Isso estava previsto para ocorrer em 23 de junho, mas o empresário alegou ter chegado de uma viagem à Índia no dia 15 e que teria de fazer quarentena por duas semanas. Seu depoimento foi remarcado para 1º de julho.
O empresário pediu um habeas corpus ao Supremo Tribunal Federal (STF) para poder ficar em silêncio e se retirar da sessão “caso seja alvo de condutas vexatórias no decorrer de sua inquirição”. A Corte ainda não se manifestou.
Eduardo Pazuello, ex-ministro da Saúde
O general era o responsável pelo Ministério da Saúde quando a compra da Covaxin foi negociada e fechada.
Os senadores governistas Marcos Rogério (DEM-RO) e Jorginho Mello (PL-SC) disseram que Bolsonaro teria pedido a Pazuello que ele investigasse a denúncia de corrupção.
“Como não tinha nada de errado, a coisa continuou”, disse Mello.
Mas, no dia da reunião entre os irmãos Miranda e o presidente, Pazuello já havia sido demitido e aguardava apenas a nomeação de seu substituto, Marcelo Queiroga, o que ocorreu três dias depois.
Luis Carlos Miranda disse que chegou a conversar com Pazuello sobre o caso e que o ministro teria reconhecido que havia corrupção na pasta.
Mas, segundo o deputado, o ex-ministro disse que não poderia agir porque estava prestes a deixar o cargo.
Pazuello não ficou muito tempo fora do governo: foi nomeado secretário da Presidência em 1º de junho.
O general já depôs à CPI, mas há senadores que querem reconvocá-lo após essa denúncia vir à tona.
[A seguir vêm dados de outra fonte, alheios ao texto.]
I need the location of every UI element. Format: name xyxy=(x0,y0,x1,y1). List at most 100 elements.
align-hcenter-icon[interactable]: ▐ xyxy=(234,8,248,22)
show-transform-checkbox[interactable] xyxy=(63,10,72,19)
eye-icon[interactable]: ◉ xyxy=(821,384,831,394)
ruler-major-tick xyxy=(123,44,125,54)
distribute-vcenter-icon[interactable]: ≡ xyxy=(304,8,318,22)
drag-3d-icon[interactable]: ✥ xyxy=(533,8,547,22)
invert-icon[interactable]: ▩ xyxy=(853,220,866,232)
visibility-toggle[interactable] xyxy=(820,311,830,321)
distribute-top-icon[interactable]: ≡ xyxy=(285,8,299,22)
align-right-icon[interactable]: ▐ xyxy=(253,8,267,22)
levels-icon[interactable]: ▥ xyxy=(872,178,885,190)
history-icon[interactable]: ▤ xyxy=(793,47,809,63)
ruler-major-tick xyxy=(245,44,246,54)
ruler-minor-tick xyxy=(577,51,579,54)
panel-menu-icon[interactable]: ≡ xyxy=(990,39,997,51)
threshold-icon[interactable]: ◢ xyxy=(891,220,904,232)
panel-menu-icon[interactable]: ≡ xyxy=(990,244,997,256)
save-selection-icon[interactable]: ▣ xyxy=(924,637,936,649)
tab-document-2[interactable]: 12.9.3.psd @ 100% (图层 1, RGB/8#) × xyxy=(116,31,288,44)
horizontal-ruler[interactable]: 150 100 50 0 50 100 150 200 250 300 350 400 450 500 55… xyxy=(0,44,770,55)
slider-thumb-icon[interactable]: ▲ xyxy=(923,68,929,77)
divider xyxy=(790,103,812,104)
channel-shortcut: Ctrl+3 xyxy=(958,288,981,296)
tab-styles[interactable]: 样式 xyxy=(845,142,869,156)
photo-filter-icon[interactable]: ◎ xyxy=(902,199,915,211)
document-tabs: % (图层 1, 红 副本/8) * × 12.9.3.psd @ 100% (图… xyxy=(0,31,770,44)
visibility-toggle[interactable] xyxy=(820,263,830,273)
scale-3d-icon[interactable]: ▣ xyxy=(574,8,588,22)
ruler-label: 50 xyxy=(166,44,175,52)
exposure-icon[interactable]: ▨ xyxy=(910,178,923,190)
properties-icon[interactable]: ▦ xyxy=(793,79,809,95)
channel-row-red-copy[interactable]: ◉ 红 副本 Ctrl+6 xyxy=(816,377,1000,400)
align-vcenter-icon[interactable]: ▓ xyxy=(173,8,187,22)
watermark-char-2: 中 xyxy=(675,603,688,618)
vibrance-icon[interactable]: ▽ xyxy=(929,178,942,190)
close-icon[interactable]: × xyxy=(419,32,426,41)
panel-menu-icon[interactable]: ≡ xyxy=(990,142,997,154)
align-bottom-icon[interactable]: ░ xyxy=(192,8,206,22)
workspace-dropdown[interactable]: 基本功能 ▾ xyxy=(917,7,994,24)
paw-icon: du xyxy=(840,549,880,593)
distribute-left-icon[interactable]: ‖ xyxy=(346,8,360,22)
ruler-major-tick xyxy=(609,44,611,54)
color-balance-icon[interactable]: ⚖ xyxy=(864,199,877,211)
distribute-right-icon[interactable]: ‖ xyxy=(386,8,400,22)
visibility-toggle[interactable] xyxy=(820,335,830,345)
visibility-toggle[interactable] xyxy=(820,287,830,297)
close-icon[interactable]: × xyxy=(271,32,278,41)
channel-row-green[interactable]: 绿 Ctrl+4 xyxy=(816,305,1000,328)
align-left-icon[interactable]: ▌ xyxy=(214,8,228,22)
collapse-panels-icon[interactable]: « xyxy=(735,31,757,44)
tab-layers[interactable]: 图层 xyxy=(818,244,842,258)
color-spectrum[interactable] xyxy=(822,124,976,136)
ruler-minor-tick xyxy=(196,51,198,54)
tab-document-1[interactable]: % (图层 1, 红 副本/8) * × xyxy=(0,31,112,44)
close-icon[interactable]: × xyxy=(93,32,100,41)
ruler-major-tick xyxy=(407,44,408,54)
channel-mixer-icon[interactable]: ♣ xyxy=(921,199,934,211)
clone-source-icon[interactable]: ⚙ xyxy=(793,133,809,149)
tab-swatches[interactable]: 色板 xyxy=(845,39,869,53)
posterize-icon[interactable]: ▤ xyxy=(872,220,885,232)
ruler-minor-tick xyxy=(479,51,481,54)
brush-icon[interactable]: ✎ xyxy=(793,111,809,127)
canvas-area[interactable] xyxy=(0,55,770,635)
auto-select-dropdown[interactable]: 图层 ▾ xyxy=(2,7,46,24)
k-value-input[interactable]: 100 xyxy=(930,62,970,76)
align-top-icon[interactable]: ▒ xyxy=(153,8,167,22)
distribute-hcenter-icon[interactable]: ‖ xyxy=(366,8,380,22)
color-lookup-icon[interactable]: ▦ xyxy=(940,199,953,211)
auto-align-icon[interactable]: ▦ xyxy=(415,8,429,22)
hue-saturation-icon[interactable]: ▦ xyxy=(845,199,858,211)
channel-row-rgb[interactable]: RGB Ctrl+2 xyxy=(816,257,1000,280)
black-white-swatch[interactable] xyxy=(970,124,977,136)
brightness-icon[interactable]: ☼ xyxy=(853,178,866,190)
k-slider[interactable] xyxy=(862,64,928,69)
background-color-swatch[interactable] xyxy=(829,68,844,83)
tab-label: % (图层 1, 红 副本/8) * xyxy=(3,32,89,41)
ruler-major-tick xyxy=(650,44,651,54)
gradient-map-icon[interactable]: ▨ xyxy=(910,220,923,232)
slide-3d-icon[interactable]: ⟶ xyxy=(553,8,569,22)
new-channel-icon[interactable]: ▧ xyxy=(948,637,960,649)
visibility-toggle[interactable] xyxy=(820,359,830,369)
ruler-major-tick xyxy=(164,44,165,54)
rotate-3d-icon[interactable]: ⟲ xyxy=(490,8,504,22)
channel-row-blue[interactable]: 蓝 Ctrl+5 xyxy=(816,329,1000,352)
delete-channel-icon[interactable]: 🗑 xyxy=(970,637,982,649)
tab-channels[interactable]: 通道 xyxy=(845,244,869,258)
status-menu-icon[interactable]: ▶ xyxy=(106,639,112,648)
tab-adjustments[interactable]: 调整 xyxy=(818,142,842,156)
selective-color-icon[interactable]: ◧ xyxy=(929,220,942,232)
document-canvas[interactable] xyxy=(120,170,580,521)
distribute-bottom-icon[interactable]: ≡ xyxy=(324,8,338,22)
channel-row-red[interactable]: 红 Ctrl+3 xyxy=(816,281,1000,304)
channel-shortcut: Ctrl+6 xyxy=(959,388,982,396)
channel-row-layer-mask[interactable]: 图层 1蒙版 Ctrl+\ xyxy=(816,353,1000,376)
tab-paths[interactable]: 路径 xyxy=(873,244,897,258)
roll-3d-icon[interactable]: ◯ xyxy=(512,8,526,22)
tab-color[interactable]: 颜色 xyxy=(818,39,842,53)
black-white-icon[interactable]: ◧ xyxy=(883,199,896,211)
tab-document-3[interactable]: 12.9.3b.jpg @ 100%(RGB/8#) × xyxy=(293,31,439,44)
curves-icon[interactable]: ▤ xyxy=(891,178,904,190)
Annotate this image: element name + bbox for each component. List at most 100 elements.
Ele ainda não se manifestou publicamente sobre o assunto.
Alex Lial Marinho, ex-coordenador do Ministério da Saúde
O tenente-coronel era auxiliar de Pazuello e teria sido ele, segundo os irmãos Miranda, que teria pressionado pela compra da Covaxin.
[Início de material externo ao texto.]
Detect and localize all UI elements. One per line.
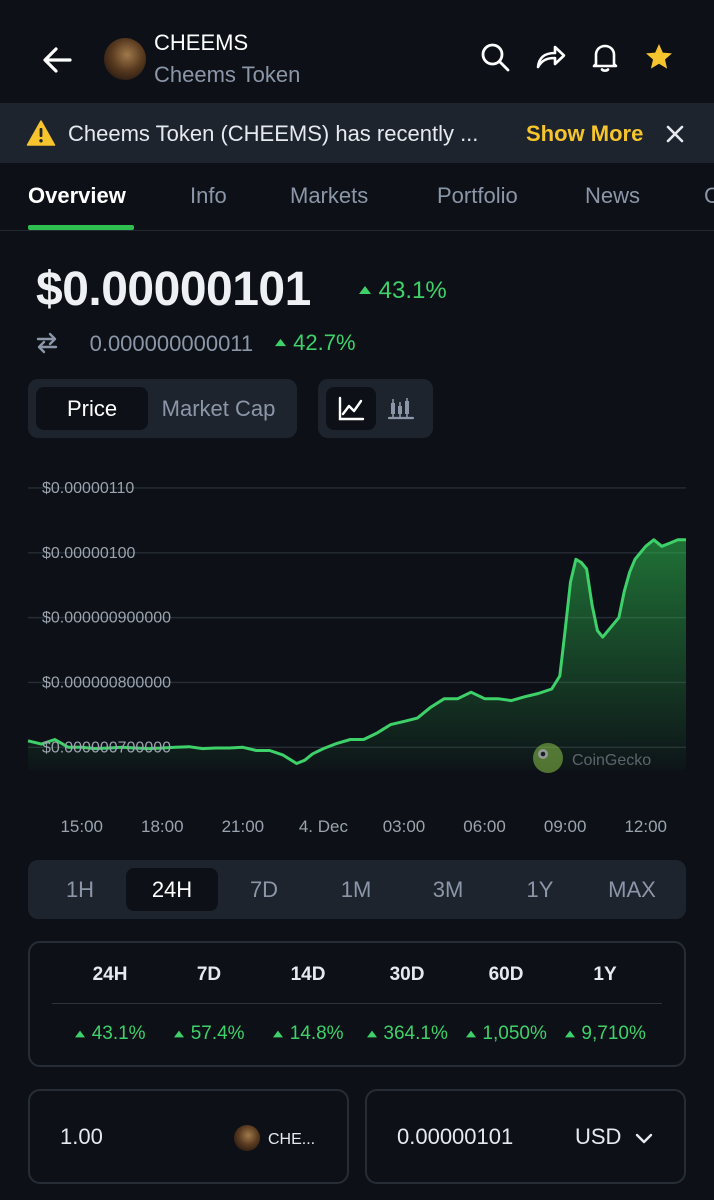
watermark-text: CoinGecko [572,752,651,769]
y-tick-label: $0.000000700000 [42,739,171,756]
tab-news[interactable]: News [585,183,640,209]
x-tick-label: 15:00 [60,817,103,836]
line-chart-icon[interactable] [326,387,376,430]
tab-markets[interactable]: Markets [290,183,368,209]
y-tick-label: $0.000000900000 [42,610,171,627]
perf-header-7d: 7D [196,964,222,985]
share-icon[interactable] [533,40,567,74]
perf-value-text: 43.1% [91,1023,146,1044]
perf-divider [52,1003,662,1004]
range-1h[interactable]: 1H [34,868,126,911]
close-icon[interactable] [662,121,688,147]
x-tick-label: 12:00 [624,817,667,836]
market-cap-toggle[interactable]: Market Cap [148,387,289,430]
show-more-link[interactable]: Show More [526,121,643,147]
perf-value-text: 9,710% [581,1023,646,1044]
up-triangle-icon [359,286,371,294]
usd-change-value: 43.1% [378,277,447,304]
section-tabs: Overview Info Markets Portfolio News C [0,163,714,231]
time-range-selector: 1H 24H 7D 1M 3M 1Y MAX [28,860,686,919]
currency-select[interactable]: USD [575,1124,621,1150]
perf-value-14d: 14.8% [258,1023,358,1045]
performance-table: 24H 7D 14D 30D 60D 1Y 43.1% 57.4% 14.8% … [28,941,686,1067]
perf-value-1y: 9,710% [555,1023,655,1045]
perf-value-text: 364.1% [383,1023,448,1044]
y-tick-label: $0.000000800000 [42,674,171,691]
y-tick-label: $0.00000110 [42,480,134,497]
x-tick-label: 21:00 [222,817,265,836]
up-triangle-icon [75,1030,86,1038]
y-tick-label: $0.00000100 [42,545,136,562]
perf-value-text: 57.4% [190,1023,245,1044]
converter-from[interactable]: 1.00 CHE... [28,1089,349,1184]
back-arrow-icon[interactable] [36,38,80,82]
notice-banner: Cheems Token (CHEEMS) has recently ... S… [0,103,714,163]
up-triangle-icon [275,338,286,347]
chevron-down-icon[interactable] [633,1127,655,1149]
btc-price: 0.000000000011 [72,331,254,356]
metric-toggle: Price Market Cap [28,379,297,438]
from-token-symbol: CHE... [268,1131,316,1148]
perf-value-30d: 364.1% [357,1023,457,1045]
perf-value-text: 14.8% [289,1023,344,1044]
usd-price: $0.00000101 [36,263,311,316]
star-icon[interactable] [642,40,676,74]
warning-icon [26,119,56,147]
perf-header-60d: 60D [488,964,524,985]
converter-to[interactable]: 0.00000101 USD [365,1089,686,1184]
up-triangle-icon [466,1030,477,1038]
app-header: CHEEMS Cheems Token [0,0,714,103]
perf-header-1y: 1Y [593,964,617,985]
range-3m[interactable]: 3M [402,868,494,911]
perf-header-30d: 30D [389,964,425,985]
tab-overview[interactable]: Overview [28,183,126,209]
x-tick-label: 18:00 [141,817,184,836]
chart-type-toggle [318,379,433,438]
swap-icon[interactable] [34,331,60,355]
btc-change-value: 42.7% [293,330,356,355]
range-24h[interactable]: 24H [126,868,218,911]
range-7d[interactable]: 7D [218,868,310,911]
up-triangle-icon [565,1030,576,1038]
range-1y[interactable]: 1Y [494,868,586,911]
token-avatar [104,38,146,80]
tab-portfolio[interactable]: Portfolio [437,183,518,209]
token-symbol: CHEEMS [154,30,249,55]
active-tab-indicator [28,225,134,230]
candlestick-icon[interactable] [376,387,426,430]
up-triangle-icon [273,1030,284,1038]
tab-info[interactable]: Info [190,183,227,209]
perf-value-text: 1,050% [482,1023,547,1044]
perf-header-14d: 14D [290,964,326,985]
up-triangle-icon [174,1030,185,1038]
x-tick-label: 4. Dec [299,817,349,836]
from-amount-input[interactable]: 1.00 [60,1124,103,1150]
tab-more[interactable]: C [704,183,714,209]
perf-value-60d: 1,050% [456,1023,556,1045]
range-max[interactable]: MAX [586,868,678,911]
x-tick-label: 06:00 [463,817,506,836]
usd-price-change: 43.1% [358,277,447,305]
price-toggle[interactable]: Price [36,387,148,430]
price-chart[interactable]: $0.00000110 $0.00000100 $0.000000900000 $0.… [0,470,714,850]
x-tick-label: 03:00 [383,817,426,836]
perf-value-24h: 43.1% [60,1023,160,1045]
range-1m[interactable]: 1M [310,868,402,911]
btc-price-change: 42.7% [274,330,356,356]
perf-value-7d: 57.4% [159,1023,259,1045]
perf-header-24h: 24H [92,964,128,985]
bell-icon[interactable] [588,40,622,74]
token-avatar [234,1125,260,1151]
token-name: Cheems Token [154,62,301,87]
up-triangle-icon [367,1030,378,1038]
banner-message: Cheems Token (CHEEMS) has recently ... [68,121,479,146]
to-amount-input[interactable]: 0.00000101 [397,1124,513,1150]
search-icon[interactable] [478,40,512,74]
x-tick-label: 09:00 [544,817,587,836]
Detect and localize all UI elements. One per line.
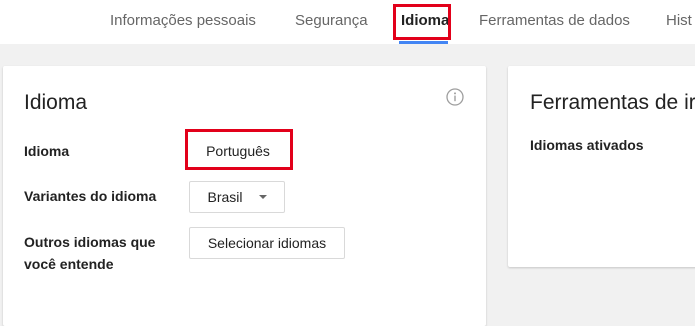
- other-languages-label-line2: você entende: [24, 256, 114, 272]
- tab-personal-info[interactable]: Informações pessoais: [110, 12, 256, 30]
- language-card-title: Idioma: [24, 91, 88, 114]
- select-languages-button[interactable]: Selecionar idiomas: [189, 227, 345, 259]
- info-icon[interactable]: [446, 88, 464, 106]
- variants-value: Brasil: [207, 189, 243, 205]
- language-label: Idioma: [24, 143, 70, 159]
- active-tab-indicator: [399, 41, 448, 44]
- chevron-down-icon: [258, 195, 267, 199]
- language-value: Português: [206, 143, 270, 159]
- data-tools-card-title: Ferramentas de ir: [530, 91, 695, 114]
- tab-language[interactable]: Idioma: [401, 12, 449, 30]
- variants-dropdown[interactable]: Brasil: [189, 181, 285, 213]
- tab-history[interactable]: Hist: [666, 12, 692, 30]
- tab-security[interactable]: Segurança: [295, 12, 368, 30]
- enabled-languages-label: Idiomas ativados: [530, 137, 644, 153]
- language-select[interactable]: Português: [190, 135, 286, 167]
- variants-label: Variantes do idioma: [24, 188, 157, 204]
- tab-data-tools[interactable]: Ferramentas de dados: [479, 12, 630, 30]
- other-languages-label-line1: Outros idiomas que: [24, 234, 156, 250]
- select-languages-label: Selecionar idiomas: [207, 235, 327, 251]
- info-icon-graphic: [446, 88, 464, 106]
- top-navigation: Informações pessoais Segurança Idioma Fe…: [0, 0, 695, 44]
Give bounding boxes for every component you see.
Marinho era coordenador-geral de Logística de Insumos Estratégicos. Foi nomeado em maio de 2019, quando Pazuello era ainda ministro interino, e foi exonerado por Marcelo Queiroga em 8 de junho.
A CPI da Covid convocou o militar para prestar esclarecimentos e quebrou seu sigilo fiscal, telefônico, telemático e bancário.
Seu depoimento ainda não tem data para ocorrer.
Élcio Franco, ex-secretário-executivo do Ministério da Saúde
O coronel era o chefe de Alex Marinho e o número 2 da Saúde sob Pazuello.
Foi o responsável por diversas decisões estratégicas, entre elas a compra de vacinas — o que lhe rendeu uma convocação para depor na CPI, ocorrida em 9 de junho.
Franco foi exonerado em março junto com o general, mas depois nomeado assessor especial da Casa Civil.
Foi ele quem saiu em defesa do governo Bolsonaro, ao lado de Onyx Lorenzoni, em uma coletiva de impresa.
Na ocasião, afirmou que os documentos apresentados pelos irmãos Miranda não batem com aqueles em posse do Ministério da Saúde.